The groundbreaking, Emmy and Peabody award-winning drama that changed what representation can look like, POSE will come to an end with its previously announced third season.
“Write the TV show you want to watch! That’s what I was told in 2014 while completing my MFA in screenwriting,” showrunner Steven Canals tweeted. “At the time we weren’t seeing very many Black and Latinx characters — that happened to also be LGBTQ+ — populating screens. And so I wrote the first draft of a pilot the ‘younger me’ deserved. Pose was conceived as a love letter to the underground New York ballroom community, to my beloved New York, to my queer and trans family, to myself. I, along with my incredible collaborators, never intended on changing the TV landscape. I simply wanted to tell an honest story about family, resilience and love. How fortunate am I to have done that for three seasons.”
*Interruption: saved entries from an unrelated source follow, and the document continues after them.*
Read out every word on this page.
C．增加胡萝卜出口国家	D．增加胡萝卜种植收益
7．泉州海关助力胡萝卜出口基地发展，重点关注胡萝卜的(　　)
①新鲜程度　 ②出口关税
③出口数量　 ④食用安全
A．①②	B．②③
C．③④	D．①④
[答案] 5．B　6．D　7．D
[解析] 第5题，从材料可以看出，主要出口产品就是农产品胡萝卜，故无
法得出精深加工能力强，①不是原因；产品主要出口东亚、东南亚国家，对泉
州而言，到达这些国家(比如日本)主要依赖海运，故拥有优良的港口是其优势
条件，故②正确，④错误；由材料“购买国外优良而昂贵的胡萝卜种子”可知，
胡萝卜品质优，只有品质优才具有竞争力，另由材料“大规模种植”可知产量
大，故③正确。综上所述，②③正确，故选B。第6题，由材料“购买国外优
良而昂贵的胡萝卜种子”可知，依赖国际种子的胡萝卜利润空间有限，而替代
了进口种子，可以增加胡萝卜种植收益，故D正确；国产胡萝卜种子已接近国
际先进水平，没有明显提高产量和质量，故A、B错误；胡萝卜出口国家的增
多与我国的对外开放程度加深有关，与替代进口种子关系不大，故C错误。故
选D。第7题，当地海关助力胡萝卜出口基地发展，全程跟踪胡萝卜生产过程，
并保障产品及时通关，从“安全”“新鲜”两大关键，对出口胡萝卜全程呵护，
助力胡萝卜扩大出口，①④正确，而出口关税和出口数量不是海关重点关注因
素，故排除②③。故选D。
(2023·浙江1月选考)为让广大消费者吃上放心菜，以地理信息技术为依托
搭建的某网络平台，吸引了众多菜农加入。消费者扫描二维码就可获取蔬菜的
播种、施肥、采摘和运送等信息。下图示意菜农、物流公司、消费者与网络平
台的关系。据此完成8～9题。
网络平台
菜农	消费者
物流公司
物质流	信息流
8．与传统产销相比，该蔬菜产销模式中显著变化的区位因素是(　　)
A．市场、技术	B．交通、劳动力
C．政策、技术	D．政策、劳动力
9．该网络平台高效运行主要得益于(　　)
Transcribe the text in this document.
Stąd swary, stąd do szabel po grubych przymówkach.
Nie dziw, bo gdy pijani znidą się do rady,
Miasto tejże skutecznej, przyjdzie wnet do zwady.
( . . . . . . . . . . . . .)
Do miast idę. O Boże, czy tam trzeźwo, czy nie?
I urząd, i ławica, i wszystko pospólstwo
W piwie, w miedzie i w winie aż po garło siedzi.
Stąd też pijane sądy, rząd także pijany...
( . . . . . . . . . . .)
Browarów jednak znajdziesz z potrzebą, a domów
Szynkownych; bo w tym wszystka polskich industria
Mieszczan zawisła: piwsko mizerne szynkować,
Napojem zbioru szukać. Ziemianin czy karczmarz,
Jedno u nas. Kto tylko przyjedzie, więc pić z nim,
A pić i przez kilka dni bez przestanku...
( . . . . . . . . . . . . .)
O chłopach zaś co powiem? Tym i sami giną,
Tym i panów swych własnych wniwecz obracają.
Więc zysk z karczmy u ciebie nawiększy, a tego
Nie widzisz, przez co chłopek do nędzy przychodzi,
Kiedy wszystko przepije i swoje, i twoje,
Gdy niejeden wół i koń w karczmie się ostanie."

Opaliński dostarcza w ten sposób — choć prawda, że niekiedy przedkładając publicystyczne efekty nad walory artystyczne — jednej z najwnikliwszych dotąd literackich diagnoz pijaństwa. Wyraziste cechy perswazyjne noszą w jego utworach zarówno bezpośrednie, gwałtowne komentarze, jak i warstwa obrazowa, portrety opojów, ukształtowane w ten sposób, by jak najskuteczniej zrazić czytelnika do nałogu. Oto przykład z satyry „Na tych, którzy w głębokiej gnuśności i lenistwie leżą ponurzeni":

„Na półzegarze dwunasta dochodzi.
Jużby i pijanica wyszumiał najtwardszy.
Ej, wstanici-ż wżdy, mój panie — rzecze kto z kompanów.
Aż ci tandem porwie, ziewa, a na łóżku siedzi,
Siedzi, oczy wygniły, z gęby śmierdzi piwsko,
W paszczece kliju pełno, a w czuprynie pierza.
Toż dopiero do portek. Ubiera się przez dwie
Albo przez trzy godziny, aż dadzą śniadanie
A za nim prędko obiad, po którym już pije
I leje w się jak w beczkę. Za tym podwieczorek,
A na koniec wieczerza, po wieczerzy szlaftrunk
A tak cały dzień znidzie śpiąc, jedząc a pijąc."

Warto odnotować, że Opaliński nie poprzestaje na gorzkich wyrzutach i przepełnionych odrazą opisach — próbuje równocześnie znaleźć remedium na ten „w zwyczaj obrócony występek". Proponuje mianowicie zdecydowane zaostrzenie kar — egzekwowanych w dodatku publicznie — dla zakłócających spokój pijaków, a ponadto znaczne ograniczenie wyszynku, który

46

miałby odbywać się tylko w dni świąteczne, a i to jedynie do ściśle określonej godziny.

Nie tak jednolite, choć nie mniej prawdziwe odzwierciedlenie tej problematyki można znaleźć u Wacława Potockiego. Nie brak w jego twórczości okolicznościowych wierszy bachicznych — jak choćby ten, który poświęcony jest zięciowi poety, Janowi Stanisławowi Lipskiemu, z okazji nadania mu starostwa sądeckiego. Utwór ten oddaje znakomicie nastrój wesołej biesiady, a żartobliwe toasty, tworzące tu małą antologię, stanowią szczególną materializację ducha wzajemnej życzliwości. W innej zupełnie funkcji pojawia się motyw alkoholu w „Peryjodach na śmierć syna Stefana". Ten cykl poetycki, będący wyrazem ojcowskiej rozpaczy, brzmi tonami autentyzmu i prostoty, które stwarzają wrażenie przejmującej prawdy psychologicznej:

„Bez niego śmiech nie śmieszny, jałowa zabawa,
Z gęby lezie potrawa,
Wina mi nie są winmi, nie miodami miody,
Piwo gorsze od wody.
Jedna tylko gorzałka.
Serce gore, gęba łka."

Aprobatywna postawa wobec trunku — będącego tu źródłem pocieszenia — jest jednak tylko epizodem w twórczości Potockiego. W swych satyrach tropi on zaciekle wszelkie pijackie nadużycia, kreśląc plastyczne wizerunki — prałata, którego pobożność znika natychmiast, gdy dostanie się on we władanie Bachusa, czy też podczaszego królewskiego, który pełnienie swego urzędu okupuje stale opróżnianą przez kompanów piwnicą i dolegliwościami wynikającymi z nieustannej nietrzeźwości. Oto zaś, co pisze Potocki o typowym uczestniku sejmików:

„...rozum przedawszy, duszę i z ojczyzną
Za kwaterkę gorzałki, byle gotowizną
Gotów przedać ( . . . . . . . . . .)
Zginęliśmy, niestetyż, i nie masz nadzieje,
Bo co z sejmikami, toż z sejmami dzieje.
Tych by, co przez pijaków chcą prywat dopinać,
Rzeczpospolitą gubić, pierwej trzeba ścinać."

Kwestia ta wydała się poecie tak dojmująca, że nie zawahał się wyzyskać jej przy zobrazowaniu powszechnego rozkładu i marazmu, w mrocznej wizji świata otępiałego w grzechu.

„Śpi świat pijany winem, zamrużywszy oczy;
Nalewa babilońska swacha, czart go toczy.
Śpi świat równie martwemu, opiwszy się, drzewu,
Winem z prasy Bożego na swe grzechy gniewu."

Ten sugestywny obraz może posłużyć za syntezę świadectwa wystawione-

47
Canals was the co-creator, along with Ryan Murphy; while Murphy is heading to Netflix in a overall deal (POSE was his last Disney backed 20th Television show), Canals has inked his own deal at Disney, signed his own pact with 20th Television, and is already prepping another LGBTQ-themed series for FX.
POSE came at a time when audiences were rallying for more representation from marginalized communities, and the series delivered while also being authentic, entertaining, and emotional. It featured a record number of trans characters portrayed by trans actors, an issue that trans actors have been vocal about for years. The cast also includes Broadway star Billy Porter, who is the first openly gay man to win the lead actor Emmy, and Janet Mock ranking as the first trans woman of color hired as a writer on a TV series, as well as the first transgender woman of color to write and direct a TV episode.
The critically acclaimed drama also includes the largest recurring cast of LGBTQ actors ever for a scripted series: MJ Rodriguez, Porter, Michaela Jaé, Dominique Jackson, Indya Moore and Hailie Sahar star Dyllón Burnside, Angel Bismark Curiel, Sandra Bernhard, and Jason A. Rodriguez.
It’s a bittersweet farewell, but while POSE was the first, I hope they won’t be the last.
POSE returns on May 2 with the first two of its seven-episode final season.